Terakhir adalah Georgina Beyer (1957-sekarang),
seorang mantan waria yang beroperasi kelamin menjadi perempuan ini telah
menjadi walikota transgender pertama di dunia pada tahun 1995. Lima tahun
kemudian Georgina menjadi anggota parlemen di negara New Zealand.

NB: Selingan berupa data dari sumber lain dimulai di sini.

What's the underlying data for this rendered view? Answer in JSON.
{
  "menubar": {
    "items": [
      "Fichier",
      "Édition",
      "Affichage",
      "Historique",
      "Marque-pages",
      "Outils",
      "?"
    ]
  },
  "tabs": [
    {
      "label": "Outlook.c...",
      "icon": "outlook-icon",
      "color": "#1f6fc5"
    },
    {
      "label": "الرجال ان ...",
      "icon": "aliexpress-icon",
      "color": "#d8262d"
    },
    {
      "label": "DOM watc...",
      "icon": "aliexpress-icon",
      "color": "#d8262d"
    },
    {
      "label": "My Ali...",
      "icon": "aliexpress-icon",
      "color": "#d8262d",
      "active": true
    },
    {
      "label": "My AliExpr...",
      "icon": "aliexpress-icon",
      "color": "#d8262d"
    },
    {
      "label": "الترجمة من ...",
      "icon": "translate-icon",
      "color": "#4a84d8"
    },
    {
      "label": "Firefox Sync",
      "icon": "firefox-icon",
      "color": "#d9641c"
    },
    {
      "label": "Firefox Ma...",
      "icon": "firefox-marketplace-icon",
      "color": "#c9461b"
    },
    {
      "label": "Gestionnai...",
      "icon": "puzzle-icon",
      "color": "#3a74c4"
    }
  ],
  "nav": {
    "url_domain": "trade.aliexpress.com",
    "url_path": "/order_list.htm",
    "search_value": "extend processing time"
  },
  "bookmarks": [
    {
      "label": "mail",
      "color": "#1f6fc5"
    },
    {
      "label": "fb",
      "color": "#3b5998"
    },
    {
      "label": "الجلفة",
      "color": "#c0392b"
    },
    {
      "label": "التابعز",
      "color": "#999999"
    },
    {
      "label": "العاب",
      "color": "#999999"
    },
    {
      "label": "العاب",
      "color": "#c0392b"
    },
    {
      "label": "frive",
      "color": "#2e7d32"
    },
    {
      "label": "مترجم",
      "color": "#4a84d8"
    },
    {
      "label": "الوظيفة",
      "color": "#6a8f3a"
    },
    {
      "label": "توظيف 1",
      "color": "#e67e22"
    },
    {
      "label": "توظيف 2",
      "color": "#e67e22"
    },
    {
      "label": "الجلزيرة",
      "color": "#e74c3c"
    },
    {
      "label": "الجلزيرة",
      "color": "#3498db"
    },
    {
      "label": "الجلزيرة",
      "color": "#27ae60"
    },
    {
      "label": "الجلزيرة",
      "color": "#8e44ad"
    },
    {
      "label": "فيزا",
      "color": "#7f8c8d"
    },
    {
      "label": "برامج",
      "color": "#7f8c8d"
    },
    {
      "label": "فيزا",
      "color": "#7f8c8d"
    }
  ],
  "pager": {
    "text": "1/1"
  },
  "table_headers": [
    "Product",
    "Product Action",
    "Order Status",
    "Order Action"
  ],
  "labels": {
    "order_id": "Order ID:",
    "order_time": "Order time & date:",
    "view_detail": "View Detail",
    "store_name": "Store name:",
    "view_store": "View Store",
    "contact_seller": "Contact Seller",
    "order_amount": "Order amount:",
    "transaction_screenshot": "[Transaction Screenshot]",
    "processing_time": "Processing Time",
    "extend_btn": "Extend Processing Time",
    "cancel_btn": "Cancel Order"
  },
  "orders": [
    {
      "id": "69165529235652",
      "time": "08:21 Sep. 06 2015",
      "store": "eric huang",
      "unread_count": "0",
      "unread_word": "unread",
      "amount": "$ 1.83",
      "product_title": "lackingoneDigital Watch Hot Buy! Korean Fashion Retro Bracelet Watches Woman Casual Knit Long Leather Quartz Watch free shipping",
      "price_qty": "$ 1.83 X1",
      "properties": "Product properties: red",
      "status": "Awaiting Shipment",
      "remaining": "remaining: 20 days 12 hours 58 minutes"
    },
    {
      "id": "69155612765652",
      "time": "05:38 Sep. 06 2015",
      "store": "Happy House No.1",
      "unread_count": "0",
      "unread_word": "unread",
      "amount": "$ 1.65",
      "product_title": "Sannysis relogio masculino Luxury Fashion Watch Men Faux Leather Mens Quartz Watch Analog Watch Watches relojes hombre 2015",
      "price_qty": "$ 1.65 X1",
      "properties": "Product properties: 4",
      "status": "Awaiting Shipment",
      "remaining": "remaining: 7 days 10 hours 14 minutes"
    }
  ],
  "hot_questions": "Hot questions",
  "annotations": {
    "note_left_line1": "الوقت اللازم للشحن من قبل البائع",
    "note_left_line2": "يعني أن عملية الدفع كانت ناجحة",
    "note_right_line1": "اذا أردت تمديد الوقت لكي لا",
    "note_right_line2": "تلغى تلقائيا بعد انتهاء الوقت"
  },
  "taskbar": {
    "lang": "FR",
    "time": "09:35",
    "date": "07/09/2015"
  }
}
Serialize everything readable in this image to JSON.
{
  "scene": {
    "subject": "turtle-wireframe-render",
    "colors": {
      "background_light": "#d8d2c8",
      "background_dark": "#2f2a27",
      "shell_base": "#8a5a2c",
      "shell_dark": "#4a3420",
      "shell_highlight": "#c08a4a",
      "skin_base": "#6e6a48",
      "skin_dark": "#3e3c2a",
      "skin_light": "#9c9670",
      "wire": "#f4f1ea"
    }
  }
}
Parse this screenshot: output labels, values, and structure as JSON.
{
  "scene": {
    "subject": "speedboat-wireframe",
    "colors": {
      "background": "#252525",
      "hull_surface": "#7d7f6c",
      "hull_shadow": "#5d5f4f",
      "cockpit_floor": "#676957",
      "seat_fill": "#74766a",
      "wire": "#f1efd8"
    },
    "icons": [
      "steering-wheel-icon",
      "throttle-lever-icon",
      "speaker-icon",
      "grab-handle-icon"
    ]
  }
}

Dalam buku berjudul “Dolly, kisah pilu yang
terlewatkan” karangan Cornelius Prastya RK dan Adi Darma memaparkan
kisah-kisah yang menjadikan perempuan-perempuan di Indonesia harus terjun ke
dalam dunia prostitusi. Mereka datang dari berbagai kalangan dan latar belakang
yang berbeda. Dari buku ini dapat disimpulkan bahwa tidak ada satupun perempuan
yang mempunyai mimpi ataupun cita-cita menjadi seorang pelacur, namun karena
latar belakang ekonomi rendah dan pendidikan yang minim mereka terpaksa
mengorbankan harga diri. Curahan hati para pelacur di Dolly yang berhasil di
tulis dalam buku ini berisi keinginan para PSK untuk kembali menjalani hidup
dengan normal seperti perepuan pada umumnya, namun lagi-lagi karena pandangan
dan stigma negatif yang sudah melekat pada diri mereka membuat masyarakat
enggan bahkan tidak mau menerima mereka. Pada intinya, setiap manusia pernah
melakukan kesalahan, kita sebagai manusia harus bisa dan mau menerima mereka
(baca;mantan PSK) sebagai manusia normal seperti kita semua yang mendambakan
hidup aman dan damai bersama keluarga, tetangga dan masyarakat luas. Bukanlah menjadi
hak kita dalam mengadili seseorang terhadap apa yang sudah mereka perbuat.
Allah SWT saja Maha Pemaaf, bagaimana kita sebagai manusia yang juga tidak
lepas dari kesalahan dan dosa. Mari kita hidup damai dengan saling menghargai
dan toleransi sebagai perwujudan akhlakul karimah, yang akan menjadikan hidup
manusia menjadi selaras dan harmonis.